NDSD goes into high utilization when specific Identity Manager Driver is loaded

  • 7018411
  • 21-Dec-2016
  • 25-Apr-2017

Environment

NetIQ Identity Manager 4.5
NetIQ Identity Manager Driver - Active Directory

Situation

When the Active Directory Driver is loaded on a server, it takes the server into high utilization.
There are 4-5 drivers running on the server, and this only occurs when the Active Directory driver is loaded on the server.
If you move the driver to another server, it did not experience the same high utilization issue.


Resolution

Clearing the driver engine process cache files resolved the issue (dxXXXXX files).    These are events made by the driver with out of band events.    For some reason, the driver was hung upon an event or events in the cache file.

Here is how you clear the driver engine process cache files.

1.   Determine the Driver Object ID using iMonitor on the server running the driver, then convert that into decimal form using a Hex to Decimal conversion tool like windows Calc.      Note: object id's are server specific, so you need to open iMonitor on the server running the driver that is having the problem.

To do this, login to iMonitor on the server running the driver (https://IPAddressOfServer:8030/nds), browse down the tree to the driver and note the entry ID. 

2.  Convert the entry ID from Hex to Decimal using Windows Calc (programing view),   In my case 803B converts to 32827.



3.  Stop the driver.

4.  Go to the eDirectory Dib directory.   (/var/opt/novell/eDirectory/data/dib by default)

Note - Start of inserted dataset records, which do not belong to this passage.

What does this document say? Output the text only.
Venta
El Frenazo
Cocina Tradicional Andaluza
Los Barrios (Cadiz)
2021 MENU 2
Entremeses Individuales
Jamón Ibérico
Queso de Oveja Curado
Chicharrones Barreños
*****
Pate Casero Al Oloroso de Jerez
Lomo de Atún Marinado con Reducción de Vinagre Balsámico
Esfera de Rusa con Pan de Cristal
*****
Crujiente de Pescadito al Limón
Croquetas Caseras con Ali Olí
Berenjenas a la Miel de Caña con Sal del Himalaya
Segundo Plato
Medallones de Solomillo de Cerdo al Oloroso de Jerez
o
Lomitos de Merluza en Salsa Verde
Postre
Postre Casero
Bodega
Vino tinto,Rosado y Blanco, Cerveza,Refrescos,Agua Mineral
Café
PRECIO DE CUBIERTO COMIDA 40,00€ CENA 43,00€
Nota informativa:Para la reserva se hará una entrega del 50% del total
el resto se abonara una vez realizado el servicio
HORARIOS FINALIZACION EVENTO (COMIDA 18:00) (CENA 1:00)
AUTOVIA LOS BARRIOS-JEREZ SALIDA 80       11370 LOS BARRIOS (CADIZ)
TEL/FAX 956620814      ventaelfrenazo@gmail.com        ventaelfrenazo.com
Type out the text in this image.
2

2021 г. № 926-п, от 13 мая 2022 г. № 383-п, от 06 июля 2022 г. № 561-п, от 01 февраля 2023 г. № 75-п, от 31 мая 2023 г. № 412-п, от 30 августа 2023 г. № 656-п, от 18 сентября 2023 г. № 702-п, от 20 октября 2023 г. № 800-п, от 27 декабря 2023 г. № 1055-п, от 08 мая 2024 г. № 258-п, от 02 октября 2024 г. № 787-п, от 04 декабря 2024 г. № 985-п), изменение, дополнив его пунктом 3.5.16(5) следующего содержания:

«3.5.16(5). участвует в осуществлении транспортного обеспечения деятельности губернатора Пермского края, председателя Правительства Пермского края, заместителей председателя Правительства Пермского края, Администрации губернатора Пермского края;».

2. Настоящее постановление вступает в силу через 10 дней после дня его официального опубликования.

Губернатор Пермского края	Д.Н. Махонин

5.  Delete the mapdb files that correlate to the driver.
There should  be 4 files with that number in them.  (ll  *32827*)

32827.TAO
dx32827
dx32827.t
dx32827.p

Leave the .TAO in place, and delete the other three dx32827 files.

6.  Start the driver.  

It should recreate the files and utilization should be normal now.

You may also need to clear the driver event cache files as well (.TAO file).   However, if you clear the driver event cache file and it has events in it, then you will lose those transactions and they will not be synchronized to the connected application.  The easiest way to clear the .TAO file is to stop the driver, disable the driver (SAVE), then re-enable the driver.  Uncheck the option to re-synchronize the driver, unless you want to sync all associated objects with the driver through the driver.   Then start the driver.



Cause

To try and track this down you can look at the processes and threads NDSD / IDM are using with the following: 

The following commands need to be run on the problem server after it is showing high utilization, one after the other as swiftly as possible.   Maybe open a terminal window for each command.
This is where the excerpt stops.